A cargo ship carrying controversial US aircraft is scheduled to arrive in Japan next week despite fierce opposition among residents on the southern Japanese island of Okinawa. Okinawa Governor Hirokazu Nakaima urged Defence Minister Satoshi Morimoto to reject a US plan to deploy the Marine Corps' MV-22 Osprey aircraft at an American military base on the island, citing safety concerns about the helicopter-plane hybrids.
An Osprey crashed in Morocco in April, killing two, and a crash in Florida in June injured an entire crew. An Osprey's emergency landing in the US last week added to their concerns. Accidents during the plane's development killed 30 Marines.

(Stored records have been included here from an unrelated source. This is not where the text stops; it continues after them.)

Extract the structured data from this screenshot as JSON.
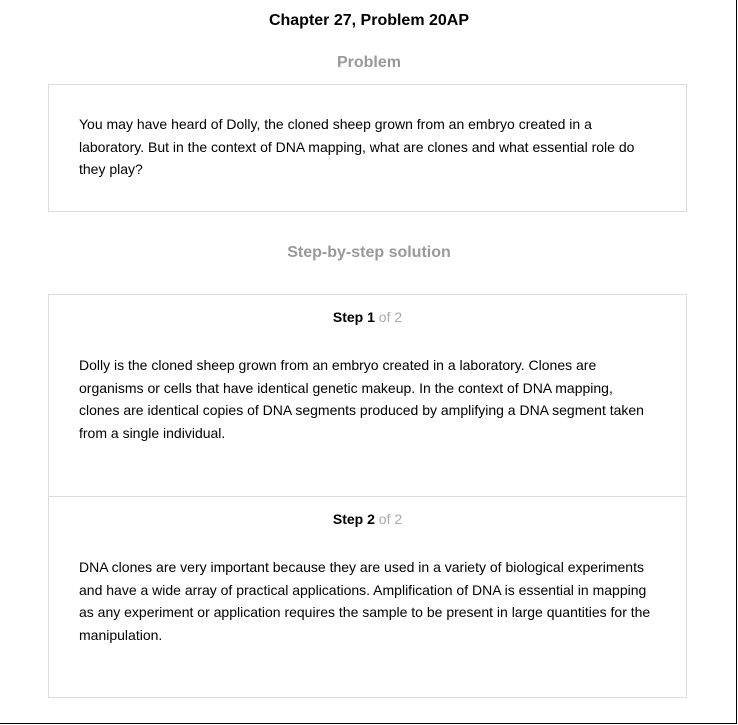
{
  "header": {
    "title": "Chapter 27, Problem 20AP"
  },
  "problem": {
    "heading": "Problem",
    "text": "You may have heard of Dolly, the cloned sheep grown from an embryo created in a laboratory. But in the context of DNA mapping, what are clones and what essential role do they play?"
  },
  "solution": {
    "heading": "Step-by-step solution",
    "steps": [
      {
        "label": "Step",
        "number": "1",
        "of_text": "of 2",
        "text": "Dolly is the cloned sheep grown from an embryo created in a laboratory. Clones are organisms or cells that have identical genetic makeup. In the context of DNA mapping, clones are identical copies of DNA segments produced by amplifying a DNA segment taken from a single individual."
      },
      {
        "label": "Step",
        "number": "2",
        "of_text": "of 2",
        "text": "DNA clones are very important because they are used in a variety of biological experiments and have a wide array of practical applications. Amplification of DNA is essential in mapping as any experiment or application requires the sample to be present in large quantities for the manipulation."
      }
    ]
  }
}
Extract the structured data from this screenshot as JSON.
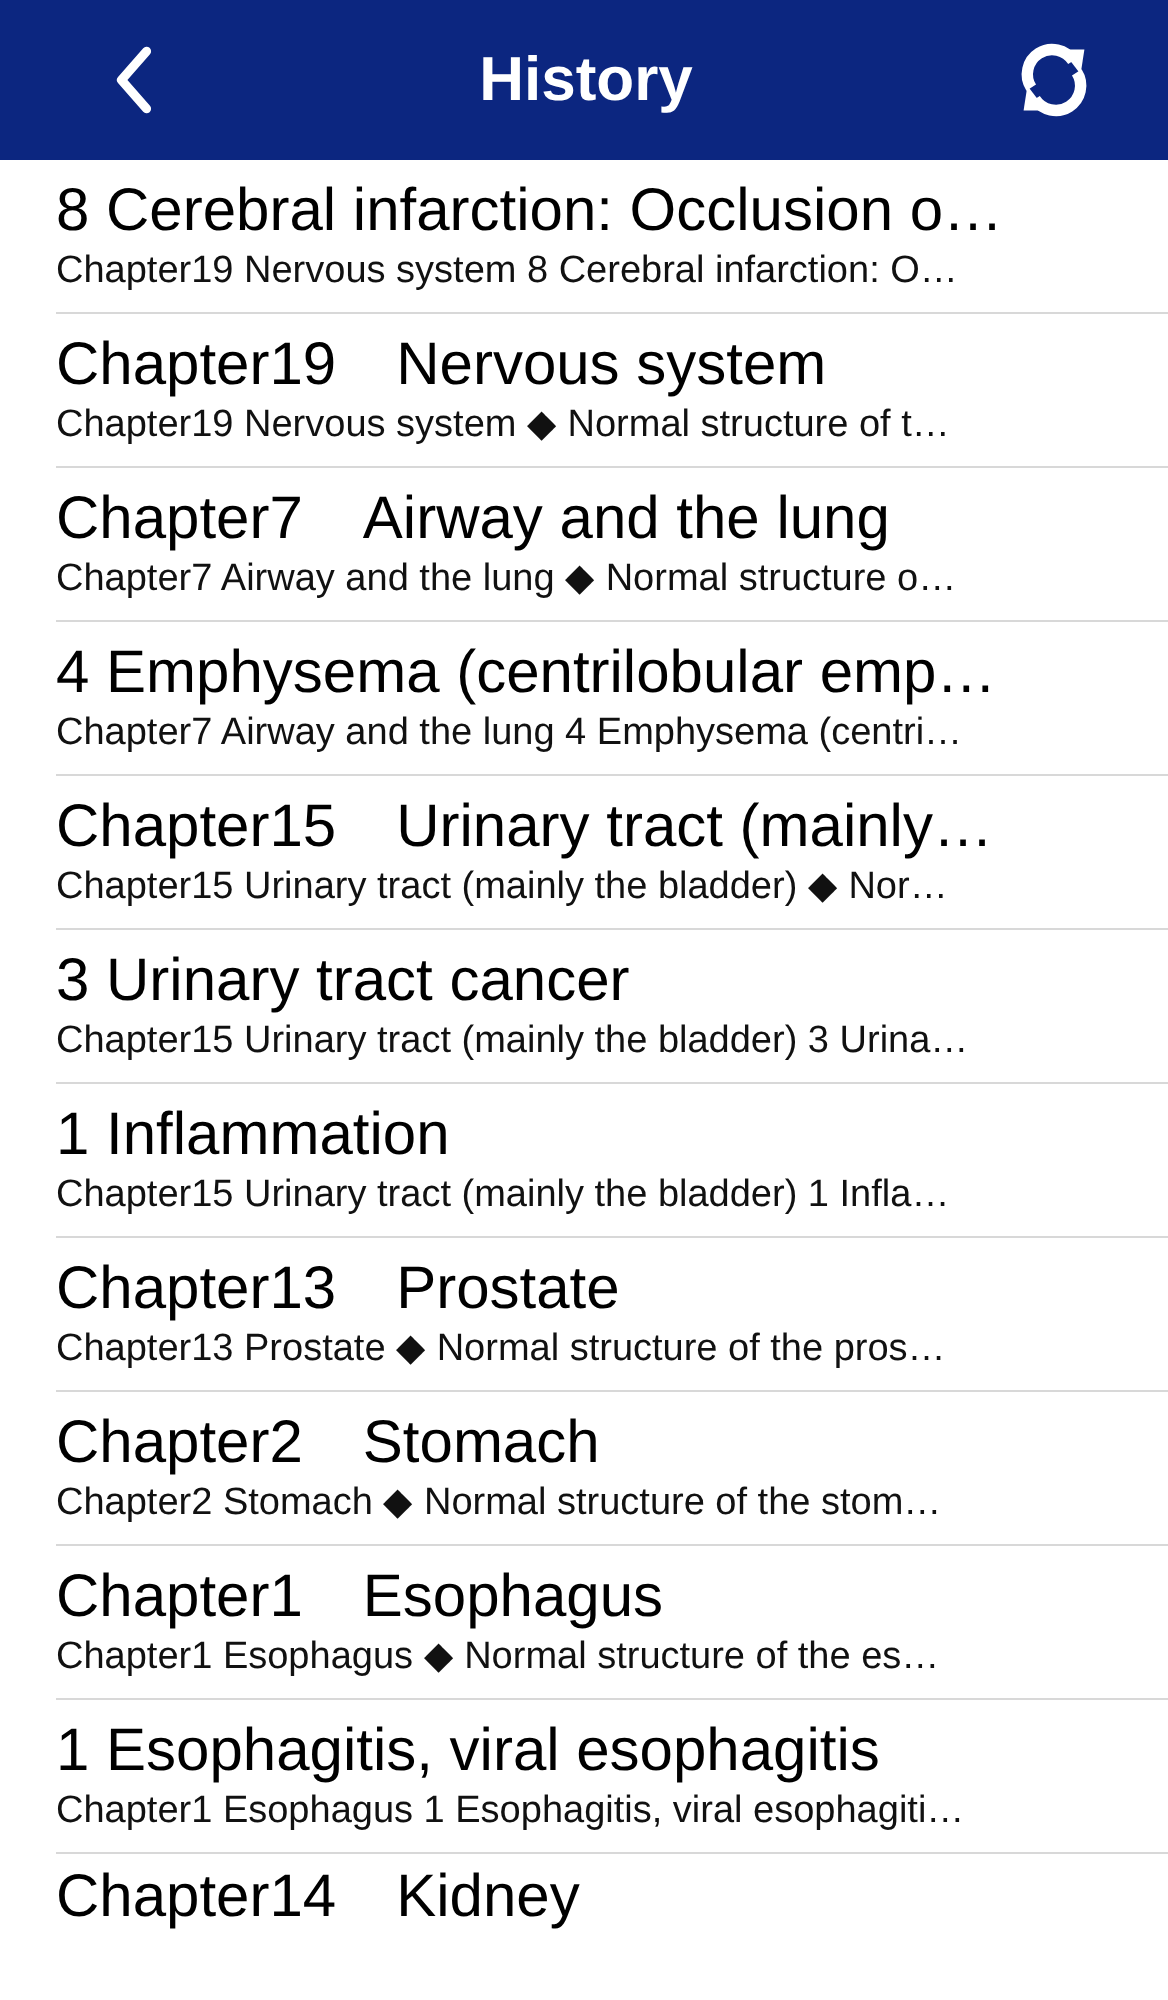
{
  "nav_bar": {
    "title": "History"
  },
  "items": [
    {
      "title": "8 Cerebral infarction: Occlusion o…",
      "subtitle": "Chapter19 Nervous system 8 Cerebral infarction: O…"
    },
    {
      "title": "Chapter19　Nervous system",
      "subtitle": "Chapter19 Nervous system ◆ Normal structure of t…"
    },
    {
      "title": "Chapter7　Airway and the lung",
      "subtitle": "Chapter7 Airway and the lung ◆ Normal structure o…"
    },
    {
      "title": "4 Emphysema (centrilobular emp…",
      "subtitle": "Chapter7 Airway and the lung 4 Emphysema (centri…"
    },
    {
      "title": "Chapter15　Urinary tract (mainly…",
      "subtitle": "Chapter15 Urinary tract (mainly the bladder) ◆ Nor…"
    },
    {
      "title": "3 Urinary tract cancer",
      "subtitle": "Chapter15 Urinary tract (mainly the bladder) 3 Urina…"
    },
    {
      "title": "1 Inflammation",
      "subtitle": "Chapter15 Urinary tract (mainly the bladder) 1 Infla…"
    },
    {
      "title": "Chapter13　Prostate",
      "subtitle": "Chapter13 Prostate ◆ Normal structure of the pros…"
    },
    {
      "title": "Chapter2　Stomach",
      "subtitle": "Chapter2 Stomach ◆ Normal structure of the stom…"
    },
    {
      "title": "Chapter1　Esophagus",
      "subtitle": "Chapter1 Esophagus ◆ Normal structure of the es…"
    },
    {
      "title": "1 Esophagitis, viral esophagitis",
      "subtitle": "Chapter1 Esophagus 1 Esophagitis, viral esophagiti…"
    },
    {
      "title": "Chapter14　Kidney"
    }
  ]
}
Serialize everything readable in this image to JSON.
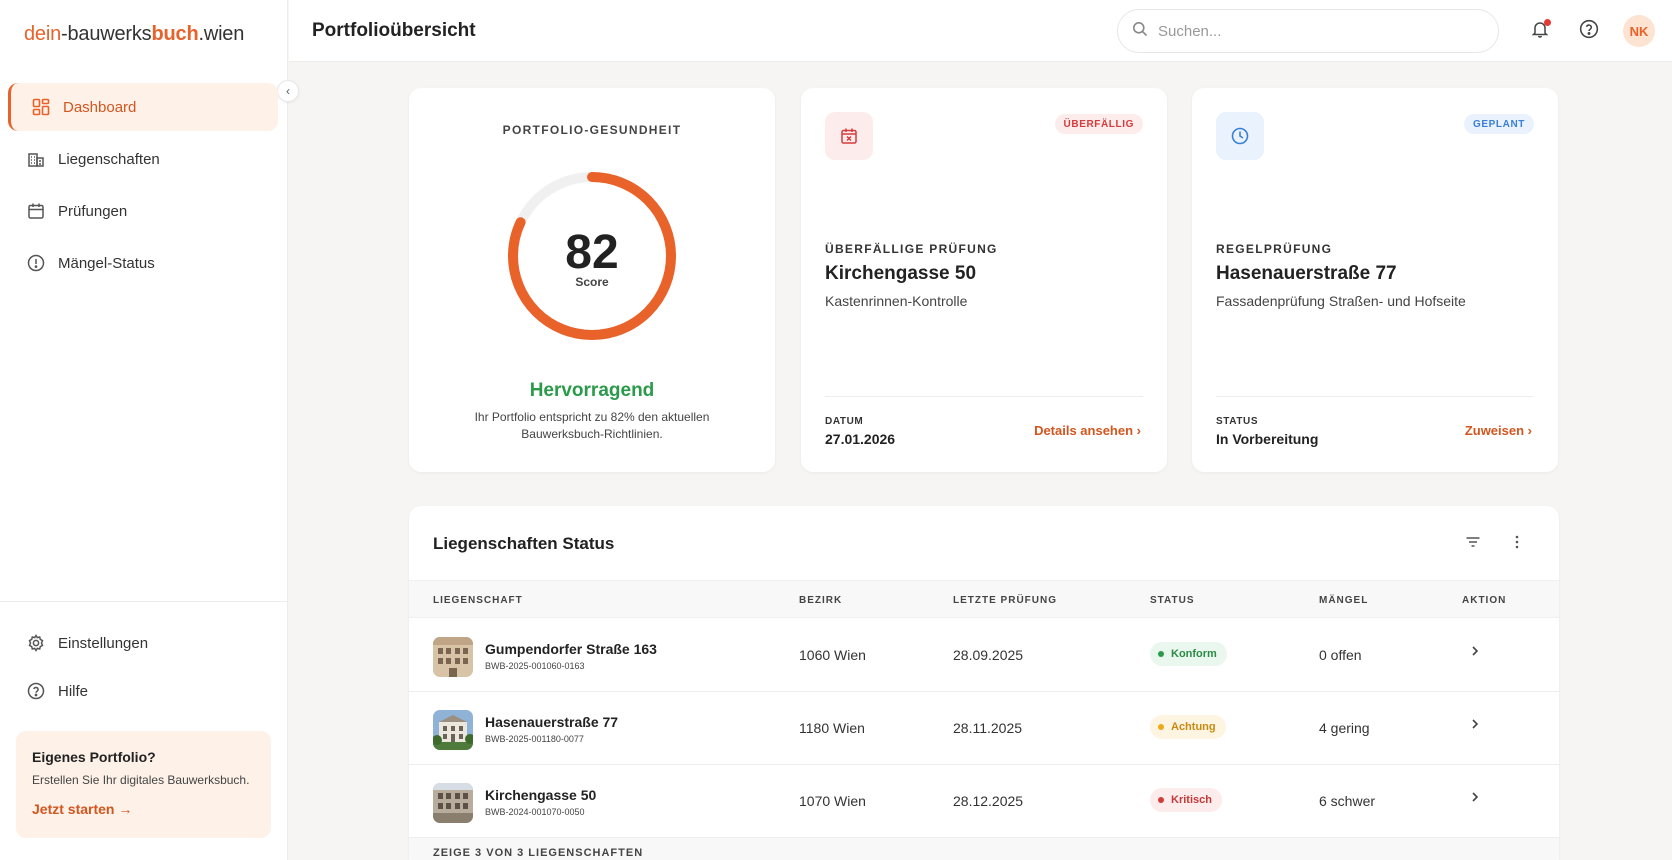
{
  "app": {
    "logo_prefix": "dein",
    "logo_mid": "-bauwerks",
    "logo_bold": "buch",
    "logo_suffix": ".wien"
  },
  "sidebar": {
    "items": [
      {
        "label": "Dashboard",
        "icon": "dashboard-icon",
        "active": true
      },
      {
        "label": "Liegenschaften",
        "icon": "buildings-icon"
      },
      {
        "label": "Prüfungen",
        "icon": "calendar-icon"
      },
      {
        "label": "Mängel-Status",
        "icon": "alert-circle-icon"
      }
    ],
    "bottom_items": [
      {
        "label": "Einstellungen",
        "icon": "gear-icon"
      },
      {
        "label": "Hilfe",
        "icon": "help-icon"
      }
    ],
    "promo": {
      "title": "Eigenes Portfolio?",
      "text": "Erstellen Sie Ihr digitales Bauwerksbuch.",
      "cta": "Jetzt starten →"
    }
  },
  "header": {
    "title": "Portfolioübersicht",
    "search_placeholder": "Suchen...",
    "avatar_initials": "NK"
  },
  "health": {
    "label": "PORTFOLIO-GESUNDHEIT",
    "score": "82",
    "score_fraction": 0.82,
    "score_label": "Score",
    "rating": "Hervorragend",
    "description": "Ihr Portfolio entspricht zu 82% den aktuellen Bauwerksbuch-Richtlinien.",
    "accent": "#e8622a",
    "rating_color": "#2b9a4a"
  },
  "tasks": [
    {
      "badge": "ÜBERFÄLLIG",
      "kicker": "ÜBERFÄLLIGE PRÜFUNG",
      "title": "Kirchengasse 50",
      "subtitle": "Kastenrinnen-Kontrolle",
      "meta_label": "DATUM",
      "meta_value": "27.01.2026",
      "link": "Details ansehen ›",
      "icon": "calendar-x-icon"
    },
    {
      "badge": "GEPLANT",
      "kicker": "REGELPRÜFUNG",
      "title": "Hasenauerstraße 77",
      "subtitle": "Fassadenprüfung Straßen- und Hofseite",
      "meta_label": "STATUS",
      "meta_value": "In Vorbereitung",
      "link": "Zuweisen ›",
      "icon": "clock-icon"
    }
  ],
  "table": {
    "title": "Liegenschaften Status",
    "columns": [
      "LIEGENSCHAFT",
      "BEZIRK",
      "LETZTE PRÜFUNG",
      "STATUS",
      "MÄNGEL",
      "AKTION"
    ],
    "rows": [
      {
        "name": "Gumpendorfer Straße 163",
        "id": "BWB-2025-001060-0163",
        "district": "1060 Wien",
        "last_check": "28.09.2025",
        "status": "Konform",
        "status_color": "green",
        "defects": "0 offen"
      },
      {
        "name": "Hasenauerstraße 77",
        "id": "BWB-2025-001180-0077",
        "district": "1180 Wien",
        "last_check": "28.11.2025",
        "status": "Achtung",
        "status_color": "yellow",
        "defects": "4 gering"
      },
      {
        "name": "Kirchengasse 50",
        "id": "BWB-2024-001070-0050",
        "district": "1070 Wien",
        "last_check": "28.12.2025",
        "status": "Kritisch",
        "status_color": "red",
        "defects": "6 schwer"
      }
    ],
    "footer": "ZEIGE 3 VON 3 LIEGENSCHAFTEN"
  }
}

Washington promised to inform Tokyo speedily of the findings of its probe into the crashes. The plane will not be deployed until after the report is published, according to Japanese media reports. The incidents, however, remind islanders of the 2004 crash of a CH-53D helicopter into Okinawa International University, adjacent to US Marine Corps Air Station Futenma, located in the middle of residential areas. Three crew members were injured but no one on the ground.
Tens of thousands of Okinawans, including the governor, will hold a rally in early August to oppose the deployment of the 24 Osprey aircraft to the Futenma air base. In April 2010, islanders staged a rally on a similar scale, to protest a plan to build a US base in an ecologically sensitive area in the north of the tiny island, which already hosts nearly 75 per cent of all US military facilities in Japan.
Okinawans have long been critical of the US military presence on their island and crimes committed by US troops there. US military facilities occupy some 20 per cent of the island's land mass. Washington told Japan that the Osprey would be delivered to the Marines' Iwakuni Air Station in Yamaguchi prefecture on Monday, but citizens groups in western Japan are planning to block the deployment at sea and on land. After safety checks and trial flights at the Iwakuni base, the tilt-rotor aircraft will be eventually deployed to the Futenma base on Okinawa to replace CH-46 choppers there. Yamaguchi Governor Sekinari Nii and Iwakuni Mayor Yoshihiko Fukuda also reiterated their opposition to the deployment as they doubt the Osprey's safety.
In Washington, Pentagon press secretary George Little stressed last week the importance of the deployment. "Overall, the Osprey is doing very well and has been deployed in various parts of the world, including the war zones, and has a very effective track record and is a very important part of our fleet," Little told reporters, according to the Kyodo News agency.
But a US defence expert has repeatedly questioned the flight safety of the Osprey, Kyodo reported Tuesday. Rex Rivolo, a former chief analyst at the Institute for Defence Analyses, said in a 2003 report that the Osprey could be knocked off-balance and out of the sky by the turbulence from nearby aircraft, Kyodo said.
Tokyo's indifferent response to the locals' concerns was criticized by one of the closest allies of Prime Minister Yoshihiko Noda. Noda and Chief Cabinet Minister Osamu Fujimura "make light of locals' opinion in Okinawa and Yamaguchi," Seiji Maehara, policy chief of the ruling Democratic Party of Japan, told a news conference Tuesday.
"If the Japan-US alliance is really important, I believe that big-picture thinking would be renegotiating with the United States," Maehara, a former foreign minister, said. But his criticism came too late, analysts said. Noda and ministers discussed on Tuesday how to ensure the safety of the deployment. Noda said Japan has no choice but to accept the deployment.
"The deployment itself is a plan by the US government" and the Japanese government does not play a part in Washington's decision, the premier said. Minoru Morita, a political analyst, said Noda was being "absolutely irresponsible." "We all know the prime minister is kow-towing to the US. But he himself acknowledged that Japan is a dependency of the US."